I have some questions about that:

  1. Does the label say the amount of total chemical energy exists inside the food, which will be released if burned, or the energy available to the human body after digested, and because digesting requires energy, the food contains actually MORE energy then written?

  2. When I'm riding on a static bike, it has a screen which counts the kcal I burn. It has a thing connected to my arm, measuring my heart beat. After about an hour of riding, it said I used about 700 kcal. Is it the amount of work I did, i.e if there was a battery connected to the bicycle, I'd generate 700 kcal of electricity, OR, the amount of energy my body LOST, because muscle efficiency is far from 100% (so, I lost 700 kcal, but generated only 150 kcal of electricity, for example)

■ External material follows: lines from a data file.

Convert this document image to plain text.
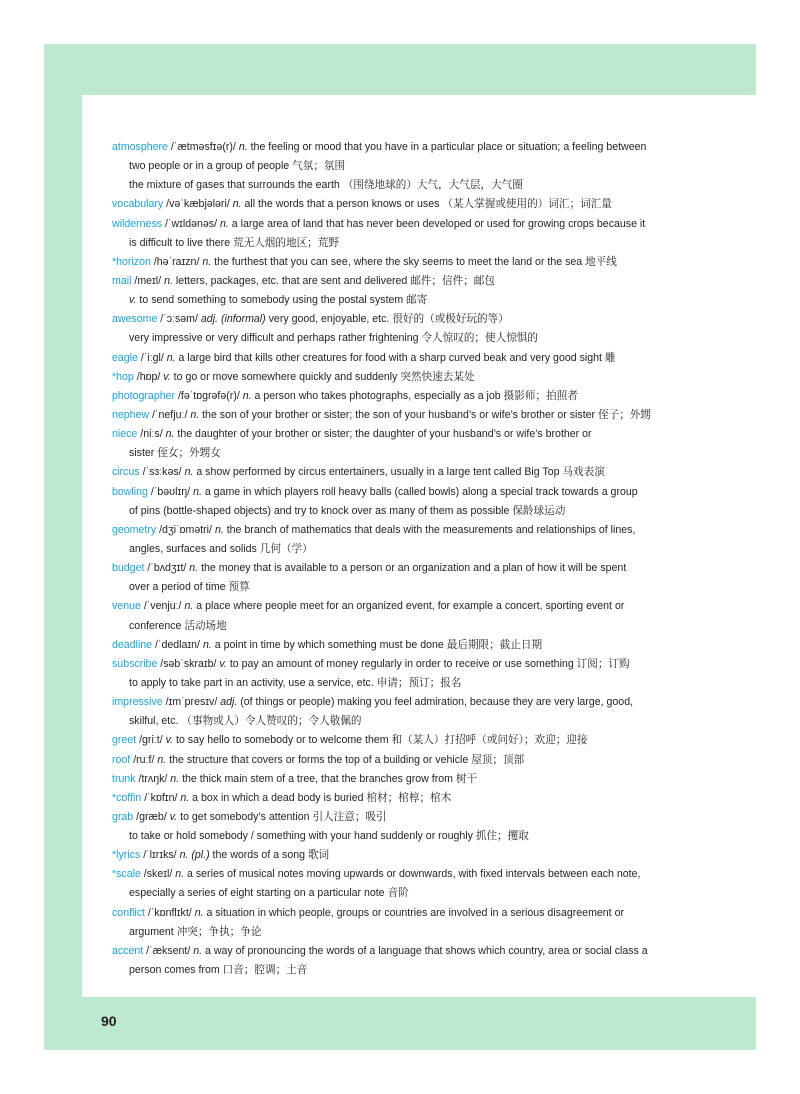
atmosphere /ˈætməsfɪə(r)/ n. the feeling or mood that you have in a particular place or situation; a feeling between
two people or in a group of people 气氛；氛围
the mixture of gases that surrounds the earth （围绕地球的）大气，大气层，大气圈
vocabulary /vəˈkæbjələri/ n. all the words that a person knows or uses （某人掌握或使用的）词汇；词汇量
wilderness /ˈwɪldənəs/ n. a large area of land that has never been developed or used for growing crops because it
is difficult to live there 荒无人烟的地区；荒野
*horizon /həˈraɪzn/ n. the furthest that you can see, where the sky seems to meet the land or the sea 地平线
mail /meɪl/ n. letters, packages, etc. that are sent and delivered 邮件；信件；邮包
v. to send something to somebody using the postal system 邮寄
awesome /ˈɔːsəm/ adj. (informal) very good, enjoyable, etc. 很好的（或极好玩的等）
very impressive or very difficult and perhaps rather frightening 令人惊叹的；使人惊惧的
eagle /ˈiːgl/ n. a large bird that kills other creatures for food with a sharp curved beak and very good sight 雕
*hop /hɒp/ v. to go or move somewhere quickly and suddenly 突然快速去某处
photographer /fəˈtɒgrəfə(r)/ n. a person who takes photographs, especially as a job 摄影师；拍照者
nephew /ˈnefjuː/ n. the son of your brother or sister; the son of your husband’s or wife’s brother or sister 侄子；外甥
niece /niːs/ n. the daughter of your brother or sister; the daughter of your husband’s or wife’s brother or
sister 侄女；外甥女
circus /ˈsɜːkəs/ n. a show performed by circus entertainers, usually in a large tent called Big Top 马戏表演
bowling /ˈbəʊlɪŋ/ n. a game in which players roll heavy balls (called bowls) along a special track towards a group
of pins (bottle-shaped objects) and try to knock over as many of them as possible 保龄球运动
geometry /dʒiˈɒmətri/ n. the branch of mathematics that deals with the measurements and relationships of lines,
angles, surfaces and solids 几何（学）
budget /ˈbʌdʒɪt/ n. the money that is available to a person or an organization and a plan of how it will be spent
over a period of time 预算
venue /ˈvenjuː/ n. a place where people meet for an organized event, for example a concert, sporting event or
conference 活动场地
deadline /ˈdedlaɪn/ n. a point in time by which something must be done 最后期限；截止日期
subscribe /səbˈskraɪb/ v. to pay an amount of money regularly in order to receive or use something 订阅；订购
to apply to take part in an activity, use a service, etc. 申请；预订；报名
impressive /ɪmˈpresɪv/ adj. (of things or people) making you feel admiration, because they are very large, good,
skilful, etc. （事物或人）令人赞叹的；令人敬佩的
greet /griːt/ v. to say hello to somebody or to welcome them 和（某人）打招呼（或问好）；欢迎；迎接
roof /ruːf/ n. the structure that covers or forms the top of a building or vehicle 屋顶；顶部
trunk /trʌŋk/ n. the thick main stem of a tree, that the branches grow from 树干
*coffin /ˈkɒfɪn/ n. a box in which a dead body is buried 棺材；棺椁；棺木
grab /græb/ v. to get somebody’s attention 引人注意；吸引
to take or hold somebody / something with your hand suddenly or roughly 抓住；攫取
*lyrics /ˈlɪrɪks/ n. (pl.) the words of a song 歌词
*scale /skeɪl/ n. a series of musical notes moving upwards or downwards, with fixed intervals between each note,
especially a series of eight starting on a particular note 音阶
conflict /ˈkɒnflɪkt/ n. a situation in which people, groups or countries are involved in a serious disagreement or
argument 冲突；争执；争论
accent /ˈæksent/ n. a way of pronouncing the words of a language that shows which country, area or social class a
person comes from 口音；腔调；土音
90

  3. When doing a physical activity, the heart beat and breathing rate increases. Lets say I'm riding a bicycle or running. Whats the ratio between energy consumed by the muscle to energy consumed by the lungs or heart?

  • $\begingroup$ Looking at the answers for question one it's hard to think of any other meaningful way to do it other than recording the energy released when burnt, any other measure would hardly be standardised between people. $\endgroup$
    – Rory M
    Commented Jun 2, 2012 at 23:40

2 Answers 2

  1. I speak only for the U.S. regulations: the calorie labels on wrappers refer to the energy released when burned. Sometimes these are inaccurate. Many dieticians recommend calculating the calories based on weights of protein, carbohydrates and fats in the serving: 4 kcal in each gram of protein and carbohydrate and 9 kcal in each gram of fat in your food. Multiply carbs, proteins and fats by the appropriate value and add them up.

  2. The reading on the bike does not take into account your pulse. Just the raw work done turning the pedals. Some very smart bikes do take pulse into account, but the often inaccurate heart monitors lead to inaccurate calculations of total energy.

  3. The heart and diaphragm (muscle primarily responsible for breathing) do use more energy when exercising than when you are sitting still. But that increase is small relative to the increase in the primary muscle sets involved in the exercise. Your resting heart rate is probably around 70 bpm, your exercising heart rate is probably around 160-180 bpm. So it has increased its rate and energy consumption by about 3 times. Your skeletal muscles maintain a basal metabolic rate during inactivity (one purpose of this is your body needs the heat from slightly tensed muscles to thermoregulate itself) - but during exertion, their metabolic rate increases enormously. Exercise increases their energetic demands by whole orders of magnitude.

The actual value of the (energy used by heart) / (energy used by skeletal muscles during exercise) depends on what exercise you do and how efficiently you do it. The change in the ratio between inactivity and activity depends on how much muscle mass you have (more muscle uses more energy during inactivity) and how strenuously you exercise. But the point is that the increased energetic demands by skeletal muscles far outpace the 3x increase in energetic demands by the heart and diaphragm - so the latter accounts for pretty much all total energy consumption at even moderate activity levels.

  • $\begingroup$ to be clear one of the major sources of error in calories in food is fiber and other such material that will burn but not be digested. which is why many countries require carbs to show fiber content. $\endgroup$
    – John
    Commented Jul 16, 2018 at 16:24

1) It depends on each country and your minister. In Finland, the thing is done so that it says the energy stored in food, which will be released if burned.

2) It is the energy pushed to the bike when the bike does not take into account your pulse. If the bike is smart one, it takes into account your pulse rate, then it tries to estimate the amount of energy released by your body. This is done differently among different manufacturers of those watches.

3) By the way heart is a bunch of muscles, a myogenic muscular organ! So consider instead heart and some part of lungs. Very broad problem otherwise.